You will have the following rights with regard to our usage of your data and you can exercise those rights by writing to us at dpoindia@tide.co.

  • Right of Rectification: In the event that any personal data provided by you is inaccurate, incomplete or outdated, then you have the right to provide us with the accurate, complete and up to date data, and have us rectify such data at our end without undue delay. Please ensure you notify us without undue delay of any changes to the personal data that you have provided to us by updating your details on the Tide Platform or by contacting us at the details provided in this Privacy Policy.
  • Right to Opt Out: We or our service providers may communicate with you through voice calls, text messages, emails, Tide Platform notifications, or other means. The communication may relate to (a) Tide Services (as defined in the Tide Terms of Use), (b) Tide promotional offers, or (c) any other information that Tide or Tide Partners may want to share with you. You may opt out of receiving information about promotional offers by writing to us at hello@tide.co. But even if You opt out of receiving information from us, we may still send You non-promotional communication.
  • Right to Erase Personal Data: You have the right to demand us to erase your personal data and we will do so without undue delay, provided that the data is no longer required by us and there is no legal requirement to retain the data.
  • Right to Data Portability: You have the right to seek a copy of your data held by us in a structured, machine-readable format. We may not be able to provide you data in this manner, if this is technically infeasible or would reveal a trade secret, personal data of third parties, business confidential information or any other information that we are prohibited to disclose under applicable laws.

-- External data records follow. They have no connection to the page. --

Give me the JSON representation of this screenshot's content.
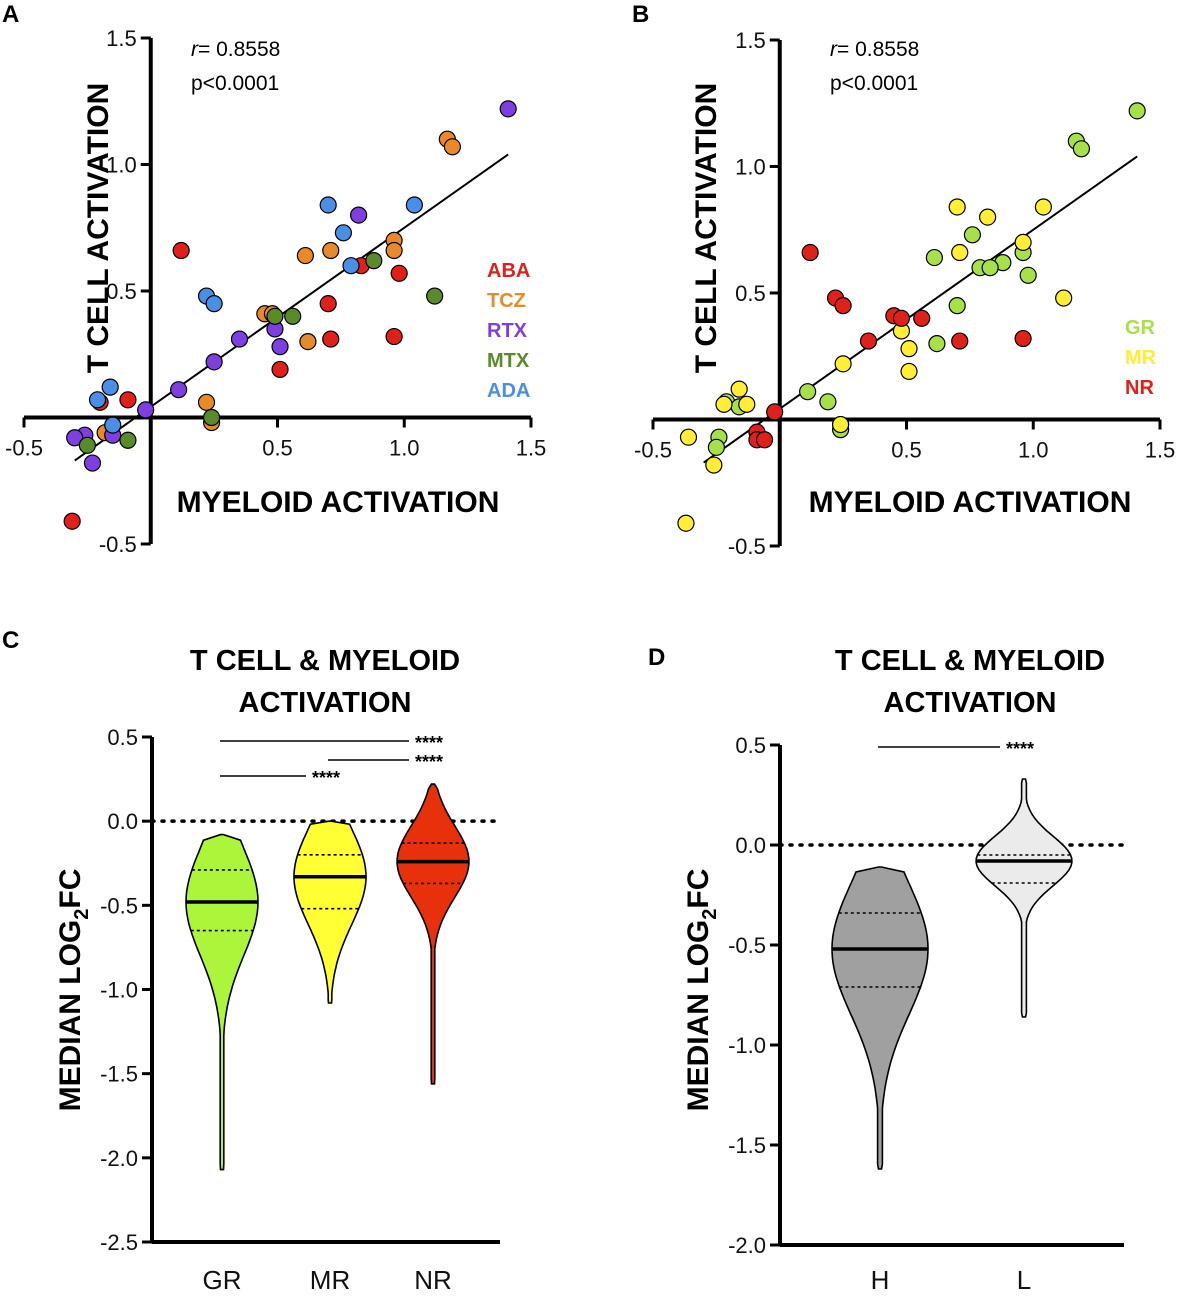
{
  "chart_data": [
    {
      "panel": "A",
      "type": "scatter",
      "xlabel": "MYELOID ACTIVATION",
      "ylabel": "T CELL ACTIVATION",
      "xlim": [
        -0.5,
        1.5
      ],
      "ylim": [
        -0.5,
        1.5
      ],
      "xticks": [
        "-0.5",
        "0.5",
        "1.0",
        "1.5"
      ],
      "yticks": [
        "-0.5",
        "0.5",
        "1.0",
        "1.5"
      ],
      "stat_r_label": "r",
      "stat_r_value": "= 0.8558",
      "stat_p": "p<0.0001",
      "fit_line": {
        "x0": -0.3,
        "y0": -0.17,
        "x1": 1.41,
        "y1": 1.04
      },
      "legend": [
        {
          "name": "ABA",
          "color": "#e0211b"
        },
        {
          "name": "TCZ",
          "color": "#e88a2a"
        },
        {
          "name": "RTX",
          "color": "#7d3fe0"
        },
        {
          "name": "MTX",
          "color": "#5a8a2a"
        },
        {
          "name": "ADA",
          "color": "#4a8fe6"
        }
      ],
      "series": [
        {
          "name": "ABA",
          "color": "#e0211b",
          "points": [
            [
              0.12,
              0.66
            ],
            [
              0.83,
              0.6
            ],
            [
              0.98,
              0.57
            ],
            [
              0.7,
              0.45
            ],
            [
              0.71,
              0.31
            ],
            [
              0.51,
              0.19
            ],
            [
              0.96,
              0.32
            ],
            [
              -0.2,
              0.06
            ],
            [
              -0.09,
              0.07
            ],
            [
              -0.31,
              -0.41
            ]
          ]
        },
        {
          "name": "TCZ",
          "color": "#e88a2a",
          "points": [
            [
              1.17,
              1.1
            ],
            [
              1.19,
              1.07
            ],
            [
              0.96,
              0.7
            ],
            [
              0.96,
              0.66
            ],
            [
              0.71,
              0.66
            ],
            [
              0.61,
              0.64
            ],
            [
              0.45,
              0.41
            ],
            [
              0.48,
              0.41
            ],
            [
              0.62,
              0.3
            ],
            [
              0.22,
              0.06
            ],
            [
              0.24,
              -0.02
            ],
            [
              -0.18,
              -0.06
            ]
          ]
        },
        {
          "name": "RTX",
          "color": "#7d3fe0",
          "points": [
            [
              1.41,
              1.22
            ],
            [
              0.82,
              0.8
            ],
            [
              0.49,
              0.35
            ],
            [
              0.51,
              0.28
            ],
            [
              0.35,
              0.31
            ],
            [
              0.25,
              0.22
            ],
            [
              0.11,
              0.11
            ],
            [
              -0.02,
              0.03
            ],
            [
              -0.26,
              -0.07
            ],
            [
              -0.15,
              -0.07
            ],
            [
              -0.3,
              -0.08
            ],
            [
              -0.23,
              -0.18
            ]
          ]
        },
        {
          "name": "MTX",
          "color": "#5a8a2a",
          "points": [
            [
              0.88,
              0.62
            ],
            [
              1.12,
              0.48
            ],
            [
              0.56,
              0.4
            ],
            [
              0.49,
              0.4
            ],
            [
              0.24,
              0.0
            ],
            [
              -0.09,
              -0.09
            ],
            [
              -0.25,
              -0.11
            ]
          ]
        },
        {
          "name": "ADA",
          "color": "#4a8fe6",
          "points": [
            [
              0.7,
              0.84
            ],
            [
              1.04,
              0.84
            ],
            [
              0.76,
              0.73
            ],
            [
              0.79,
              0.6
            ],
            [
              0.22,
              0.48
            ],
            [
              0.25,
              0.45
            ],
            [
              -0.16,
              0.12
            ],
            [
              -0.21,
              0.07
            ],
            [
              -0.15,
              -0.03
            ]
          ]
        }
      ]
    },
    {
      "panel": "B",
      "type": "scatter",
      "xlabel": "MYELOID ACTIVATION",
      "ylabel": "T CELL ACTIVATION",
      "xlim": [
        -0.5,
        1.5
      ],
      "ylim": [
        -0.5,
        1.5
      ],
      "xticks": [
        "-0.5",
        "0.5",
        "1.0",
        "1.5"
      ],
      "yticks": [
        "-0.5",
        "0.5",
        "1.0",
        "1.5"
      ],
      "stat_r_label": "r",
      "stat_r_value": "= 0.8558",
      "stat_p": "p<0.0001",
      "fit_line": {
        "x0": -0.3,
        "y0": -0.17,
        "x1": 1.41,
        "y1": 1.04
      },
      "legend": [
        {
          "name": "GR",
          "color": "#a8e04a"
        },
        {
          "name": "MR",
          "color": "#ffee33"
        },
        {
          "name": "NR",
          "color": "#e0211b"
        }
      ],
      "series": [
        {
          "name": "GR",
          "color": "#a8e04a",
          "points": [
            [
              1.41,
              1.22
            ],
            [
              1.17,
              1.1
            ],
            [
              1.19,
              1.07
            ],
            [
              0.76,
              0.73
            ],
            [
              0.96,
              0.66
            ],
            [
              0.61,
              0.64
            ],
            [
              0.88,
              0.62
            ],
            [
              0.79,
              0.6
            ],
            [
              0.83,
              0.6
            ],
            [
              0.98,
              0.57
            ],
            [
              0.7,
              0.45
            ],
            [
              0.62,
              0.3
            ],
            [
              0.11,
              0.11
            ],
            [
              0.19,
              0.07
            ],
            [
              -0.21,
              0.07
            ],
            [
              -0.16,
              0.05
            ],
            [
              0.24,
              -0.02
            ],
            [
              0.24,
              -0.04
            ],
            [
              -0.24,
              -0.07
            ],
            [
              -0.25,
              -0.11
            ]
          ]
        },
        {
          "name": "MR",
          "color": "#ffee33",
          "points": [
            [
              0.7,
              0.84
            ],
            [
              0.82,
              0.8
            ],
            [
              1.04,
              0.84
            ],
            [
              0.96,
              0.7
            ],
            [
              0.71,
              0.66
            ],
            [
              1.12,
              0.48
            ],
            [
              0.48,
              0.35
            ],
            [
              0.51,
              0.28
            ],
            [
              0.25,
              0.22
            ],
            [
              0.51,
              0.19
            ],
            [
              -0.16,
              0.12
            ],
            [
              -0.22,
              0.06
            ],
            [
              -0.13,
              0.06
            ],
            [
              0.24,
              -0.02
            ],
            [
              -0.36,
              -0.07
            ],
            [
              -0.26,
              -0.18
            ],
            [
              -0.37,
              -0.41
            ]
          ]
        },
        {
          "name": "NR",
          "color": "#e0211b",
          "points": [
            [
              0.12,
              0.66
            ],
            [
              0.22,
              0.48
            ],
            [
              0.25,
              0.45
            ],
            [
              0.45,
              0.41
            ],
            [
              0.48,
              0.4
            ],
            [
              0.56,
              0.4
            ],
            [
              0.35,
              0.31
            ],
            [
              0.71,
              0.31
            ],
            [
              0.96,
              0.32
            ],
            [
              -0.02,
              0.03
            ],
            [
              -0.09,
              -0.05
            ],
            [
              -0.09,
              -0.08
            ],
            [
              -0.06,
              -0.08
            ]
          ]
        }
      ]
    },
    {
      "panel": "C",
      "type": "violin",
      "title_lines": [
        "T CELL & MYELOID",
        "ACTIVATION"
      ],
      "ylabel_main": "MEDIAN LOG",
      "ylabel_sub": "2",
      "ylabel_tail": "FC",
      "ylim": [
        -2.5,
        0.5
      ],
      "yticks": [
        "0.5",
        "0.0",
        "-0.5",
        "-1.0",
        "-1.5",
        "-2.0",
        "-2.5"
      ],
      "categories": [
        "GR",
        "MR",
        "NR"
      ],
      "colors": [
        "#adf53a",
        "#ffff33",
        "#e8300a"
      ],
      "median": [
        -0.48,
        -0.33,
        -0.24
      ],
      "q1": [
        -0.65,
        -0.52,
        -0.37
      ],
      "q3": [
        -0.29,
        -0.2,
        -0.13
      ],
      "min": [
        -2.07,
        -1.08,
        -1.56
      ],
      "max": [
        -0.08,
        0.0,
        0.22
      ],
      "significance": [
        {
          "from": "GR",
          "to": "NR",
          "label": "****"
        },
        {
          "from": "MR",
          "to": "NR",
          "label": "****"
        },
        {
          "from": "GR",
          "to": "MR",
          "label": "****"
        }
      ]
    },
    {
      "panel": "D",
      "type": "violin",
      "title_lines": [
        "T CELL & MYELOID",
        "ACTIVATION"
      ],
      "ylabel_main": "MEDIAN LOG",
      "ylabel_sub": "2",
      "ylabel_tail": "FC",
      "ylim": [
        -2.0,
        0.5
      ],
      "yticks": [
        "0.5",
        "0.0",
        "-0.5",
        "-1.0",
        "-1.5",
        "-2.0"
      ],
      "categories": [
        "H",
        "L"
      ],
      "colors": [
        "#a0a0a0",
        "#ebebeb"
      ],
      "median": [
        -0.52,
        -0.08
      ],
      "q1": [
        -0.71,
        -0.19
      ],
      "q3": [
        -0.34,
        -0.05
      ],
      "min": [
        -1.62,
        -0.86
      ],
      "max": [
        -0.11,
        0.33
      ],
      "significance": [
        {
          "from": "H",
          "to": "L",
          "label": "****"
        }
      ]
    }
  ]
}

How to withdraw your consent

You can withdraw your consent to our processing of your information at any time. Please contact us if you want to do so. If you withdraw your consent, we may not be able to provide products or services to you. You acknowledge that despite your request to withdraw consent, we may still need to retain some data about you for complying with applicable law, contractual obligations, law enforcement requests or judicial proceedings.

Data protection practices

We employ adequate technical and organisational security measures to protect your personal information from being accidentally lost, used, changed, shared or accessed in a way it shouldn’t be. Some of these include:

  • The pseudonymisation and encryption of personal data, where possible.
  • Ensuring the ongoing confidentiality, integrity, availability and resilience of processing systems and services via role-based access controls, firewalls, confidentiality undertakings of our staff, etc.
  • The ability to restore the availability and access to personal data quickly in the event of or technical incident.
  • A process for regularly testing, assessing and evaluating the effectiveness of our technical and organisational measures.

We will also limit access to your personal data to employees, agents, contractors and other third parties who have a strict need to see it in order to perform their business functions. They will only process your personal data on a ‘need-to-know’ basis, pursuant to our instructions and they will keep your personal data confidential.
We have put in place procedures to deal with any suspected personal data breach and will let you and any applicable regulator know of a breach when we have to by law.

However, we do not guarantee that personal data will be completely protected. Any transmission of personal data by you is at your own risk. We are not responsible for circumvention of any privacy settings or security measures contained on the Tide Platform, including through the illegal acts of third parties.

Updates to this Privacy Policy

We may update this Privacy Policy from time to time to ensure that it remains accurate. Please check back from to time to time for updates.

This Privacy Policy was last updated on 01 October 2021.